Ḥayāt al-ḥayawān al-kubrā (The Life of Animals) is a comprehensive zoological encyclopedia written by al-Damiri. The book details the characteristics and stories of various animals, weaving together scientific facts, folklore, and moral lessons.

==Author==
Al-Din Muhammad Ibn Musa al-Damiri (A.H. 745-808 / A.D. 1344-1405) was an eminent scholar known for his contributions to zoology and Islamic literature. A notable manuscript of his work is dated 24th Jumādā II 852 / 25th August 1448 (MS Ar. 25, I).

==Structure and content==
Ḥayāt al-ḥayawān al-kubrā is celebrated for its alphabetical arrangement and polythematic approach, making it a rich source of knowledge for both scientific and cultural insights. It covers not only the physical and behavioral traits of animals but also their symbolic significance, drawing from a variety of sources including ancient texts and contemporary accounts.

==Influence and legacy==
Al-Damiri's work is recognized for its impact on both Islamic and global zoological studies. His method of integrating scientific observation with literary and ethical perspectives has made this book a unique and enduring piece of literature.

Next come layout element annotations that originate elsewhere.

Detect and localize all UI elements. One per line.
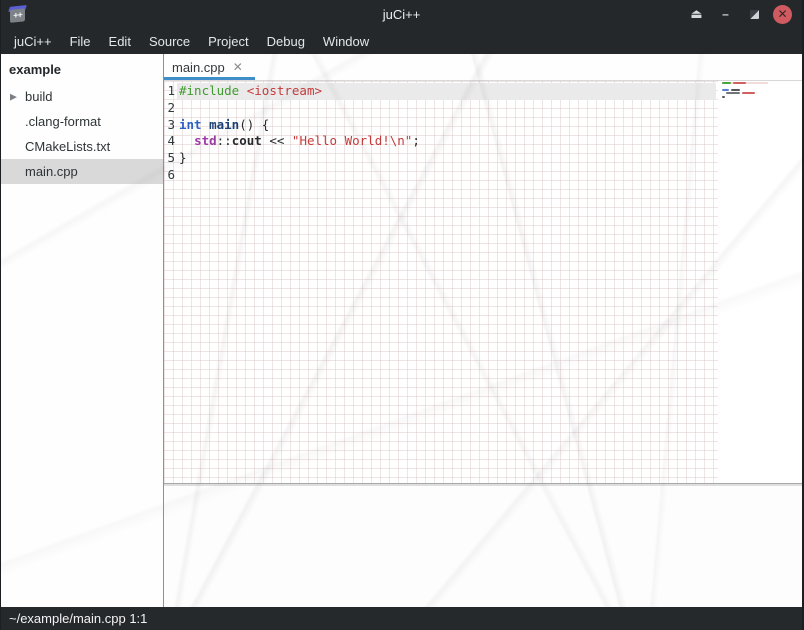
code-line-5[interactable]: 5} bbox=[164, 150, 716, 167]
sidebar-item-main-cpp[interactable]: main.cpp bbox=[1, 159, 163, 184]
expander-icon[interactable]: ▶ bbox=[10, 91, 17, 102]
code-text: } bbox=[177, 150, 716, 167]
code-text: std::cout << "Hello World!\n"; bbox=[177, 133, 716, 150]
code-line-6[interactable]: 6 bbox=[164, 167, 716, 184]
status-bar: ~/example/main.cpp 1:1 bbox=[1, 607, 802, 630]
restore-icon bbox=[750, 10, 759, 19]
code-text bbox=[177, 100, 716, 117]
line-number: 6 bbox=[164, 167, 177, 184]
minimap-row-3 bbox=[722, 89, 768, 91]
menu-project[interactable]: Project bbox=[199, 30, 257, 53]
line-number: 1 bbox=[164, 83, 177, 100]
code-lines: 1#include <iostream>23int main() {4 std:… bbox=[164, 83, 716, 184]
minimap-code-segment bbox=[726, 92, 740, 94]
terminal-panel[interactable] bbox=[164, 486, 802, 607]
menu-edit[interactable]: Edit bbox=[100, 30, 140, 53]
app-window: ++ juCi++ ⏏ – ✕ juCi++FileEditSourceProj… bbox=[0, 0, 804, 630]
minimize-button[interactable]: – bbox=[715, 4, 736, 25]
menu-window[interactable]: Window bbox=[314, 30, 378, 53]
source-minimap[interactable] bbox=[722, 82, 768, 102]
sidebar-item-build[interactable]: ▶ build bbox=[1, 84, 163, 109]
minimap-row-6 bbox=[722, 99, 768, 101]
minimap-row-4 bbox=[722, 92, 768, 94]
tab-label: main.cpp bbox=[172, 60, 225, 75]
window-title: juCi++ bbox=[1, 7, 802, 22]
menu-file[interactable]: File bbox=[61, 30, 100, 53]
file-tree: ▶ build .clang-format CMakeLists.txt main.cp… bbox=[1, 84, 163, 184]
project-root-label[interactable]: example bbox=[1, 56, 163, 84]
line-number: 2 bbox=[164, 100, 177, 117]
code-line-4[interactable]: 4 std::cout << "Hello World!\n"; bbox=[164, 133, 716, 150]
menu-source[interactable]: Source bbox=[140, 30, 199, 53]
code-line-3[interactable]: 3int main() { bbox=[164, 117, 716, 134]
minimap-row-5 bbox=[722, 96, 768, 98]
tree-item-label: .clang-format bbox=[25, 114, 101, 129]
sidebar-item-cmakelists-txt[interactable]: CMakeLists.txt bbox=[1, 134, 163, 159]
main-content: example ▶ build .clang-format CMakeLists.tx… bbox=[1, 54, 802, 607]
code-text: int main() { bbox=[177, 117, 716, 134]
line-number: 4 bbox=[164, 133, 177, 150]
minimap-code-segment bbox=[722, 82, 731, 84]
minimap-code-segment bbox=[742, 92, 755, 94]
status-file-position: ~/example/main.cpp 1:1 bbox=[9, 611, 147, 626]
editor-column: main.cpp ✕ 1#include <iostream>23int main… bbox=[164, 54, 802, 607]
sidebar-item--clang-format[interactable]: .clang-format bbox=[1, 109, 163, 134]
minimap-code-segment bbox=[722, 96, 725, 98]
tree-item-label: build bbox=[25, 89, 52, 104]
code-line-2[interactable]: 2 bbox=[164, 100, 716, 117]
window-controls: ⏏ – ✕ bbox=[686, 4, 802, 25]
menu-juci[interactable]: juCi++ bbox=[5, 30, 61, 53]
code-text bbox=[177, 167, 716, 184]
tab-bar: main.cpp ✕ bbox=[164, 54, 802, 81]
title-bar: ++ juCi++ ⏏ – ✕ bbox=[1, 0, 802, 28]
line-number: 3 bbox=[164, 117, 177, 134]
minimap-code-segment bbox=[722, 89, 729, 91]
tab-close-icon[interactable]: ✕ bbox=[233, 61, 243, 73]
code-text: #include <iostream> bbox=[177, 83, 716, 100]
code-editor[interactable]: 1#include <iostream>23int main() {4 std:… bbox=[164, 81, 802, 483]
close-button[interactable]: ✕ bbox=[773, 5, 792, 24]
minimap-code-segment bbox=[733, 82, 746, 84]
minimap-row-1 bbox=[722, 82, 768, 84]
shade-window-button[interactable]: ⏏ bbox=[686, 4, 707, 25]
tab-main-cpp[interactable]: main.cpp ✕ bbox=[164, 54, 255, 80]
menu-bar: juCi++FileEditSourceProjectDebugWindow bbox=[1, 28, 802, 54]
tree-item-label: main.cpp bbox=[25, 164, 78, 179]
file-tree-sidebar: example ▶ build .clang-format CMakeLists.tx… bbox=[1, 54, 164, 607]
minimap-row-2 bbox=[722, 85, 768, 87]
minimap-code-segment bbox=[731, 89, 740, 91]
menu-debug[interactable]: Debug bbox=[258, 30, 314, 53]
line-number: 5 bbox=[164, 150, 177, 167]
restore-button[interactable] bbox=[744, 4, 765, 25]
tree-item-label: CMakeLists.txt bbox=[25, 139, 110, 154]
code-line-1[interactable]: 1#include <iostream> bbox=[164, 83, 716, 100]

===Significance in Islamic culture===
The book holds a special place in Islamic culture for its holistic approach to animal life, reflecting the interconnectedness of all creatures as viewed in Islamic thought. It has been referenced in numerous subsequent works, underlining its importance in the canon of Islamic zoological literature.

==Ḥayāt al-ḥayawān al-ṣughrá==
"Ḥayāt al-ḥayawān al-ṣughrá" (The Lesser Life of Animals) is another work by al-Damiri, which is a shorter version of this more comprehensive "Ḥayāt al-ḥayawān al-kubrā." While the larger work covers a wide range of animals in great detail, the "Ḥayāt al-ḥayawān al-ṣughrá" focuses on a more concise collection of animals and their characteristics.